Есть один или два факта, которые, как мне кажется, указывают на вывод, что превосходство подразумевается в формах смеха, имеющих отчетливо личную цель, если не молчаливо ими заявляется. Один из них — общеизвестный факт, что любое чувство неполноценности по отношению к смешному человеку или даже уважение к нему подавляет смех созерцателя. Но другие факты кажутся мне еще более убедительными. Первый из них заключается в том, что если человек обнаруживает, что он сам явно вовлечен в позор, абсурдную ситуацию или что-либо еще, что вызывает смех, он больше не смеется или смеется в другом ключе. Я вижу, как мой почтенный попутчик теряет шляпу на углу улицы, где ветер лежит в засаде: моя душа ликующе расширяется. Мгновение спустя я сам могу стать жертвой этой засады, и в этом случае я, вероятно, перестаю смеяться и становлюсь объектом другой эмоции. Или, если я достаточно «смеющееся животное», чтобы сохранить веселье, смех изменится. Вся слава, чувство подъема, ликование исчезнут, и новый смех, который охватывает меня вместе с другим несчастным, будет содержать в себе нечто от унижения, в лучшем случае он сожмется до «смиренной радости».

Второй факт еще более решителен. Если в нашем обычном смехе над другими не подразумевается превосходство, как получается, что у всех нас такая упорная неприязнь к тому, чтобы стать его объектом? Самым любезным людям трудно подняться до уровня простого терпимого отношения к чужому смеху: человек, который может достичь возвышенной высоты, находя в этом реальное и значительное удовлетворение, должен быть героем или — как сказали бы некоторые — трусом. Есть люди с подлинным и безупречным юмором, которые едва ли, если вообще, менее остро чувствительны к нападкам другого смеющегося, чем самые серьезные педанты. Понятно ли это, если мы не предположим, что смех над человеком инстинктивно интерпретируется как утверждение превосходства над ним?

По-видимому, разумно считать, что если смех в обычных случаях подразумевает превосходство и так воспринимается его объектом, то наслаждение им его субъектом будет очень склонно привносить с собой привкус превосходства. Это, как я полагаю, и есть элемент истины в теории Гоббса.

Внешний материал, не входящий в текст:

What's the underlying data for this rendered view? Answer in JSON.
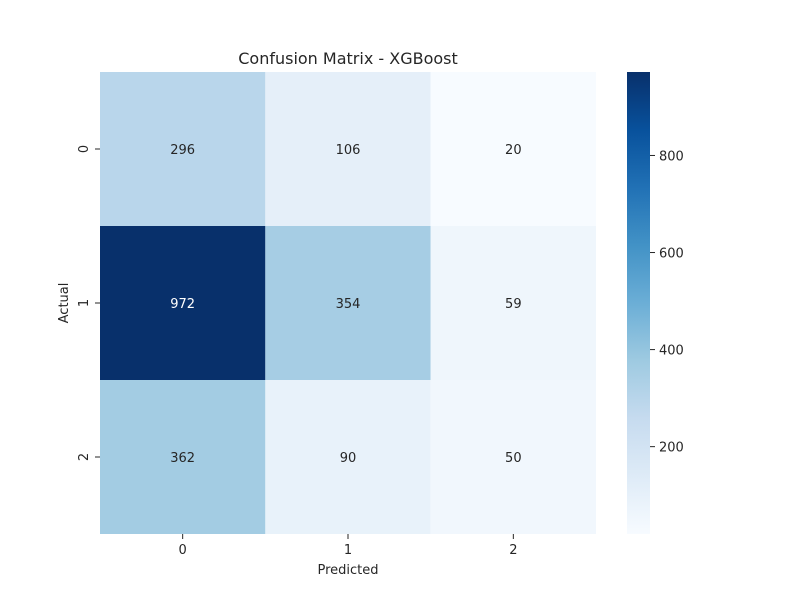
{
  "chart_data": {
    "type": "heatmap",
    "title": "Confusion Matrix - XGBoost",
    "xlabel": "Predicted",
    "ylabel": "Actual",
    "x_categories": [
      "0",
      "1",
      "2"
    ],
    "y_categories": [
      "0",
      "1",
      "2"
    ],
    "values": [
      [
        296,
        106,
        20
      ],
      [
        972,
        354,
        59
      ],
      [
        362,
        90,
        50
      ]
    ],
    "colormap": "Blues",
    "color_range": [
      20,
      972
    ],
    "colorbar_ticks": [
      200,
      400,
      600,
      800
    ],
    "colorbar_tick_labels": [
      "200",
      "400",
      "600",
      "800"
    ]
  }
}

Вышеизложенные соображения, по-видимому, ясно показывают, что сфера комического не является закрытой и четко ограниченной территорией, как это по большей части предполагают теоретики. Наше наслаждение ее забавными зрелищами связывается с тенденциями, которые мы можем наблюдать в смехе детей и нецивилизованных взрослых, и, по сути, поглощает их. И если это так, то факт, по-видимому, требует от нас вернуться к этим примитивным тенденциям, чтобы увидеть, насколько связь сохраняется, то есть насколько эффекты комического могут рассматриваться как результат игры этих тенденций.

Анализ примитивных форм смеха, которые предшествуют его регулированию через отсылку к идеям, раскрыл тот факт, что он является выражением удовольствия, однако не всякого удовольствия, а только внезапного прихода или увеличения удовольствия, того, что мы называем радостью. Он показал нам, далее, что эта радость смеха во многих, если не во всех случаях, обусловлена внезапным расслаблением ментального напряжения и может, действительно, быть описана со ссылкой на это условие как чувство облегчения от давления. Было замечено, что это справедливо как для тех более серьезных ситуаций, в которых склонен возникать нервный смех, так и для более легких, таких как побег школьников из класса на игровую площадку, и для еще более легких, в которых расслабляемое напряжение является лишь мгновенным, лучшим представителем чего является смех, вызванный щекоткой.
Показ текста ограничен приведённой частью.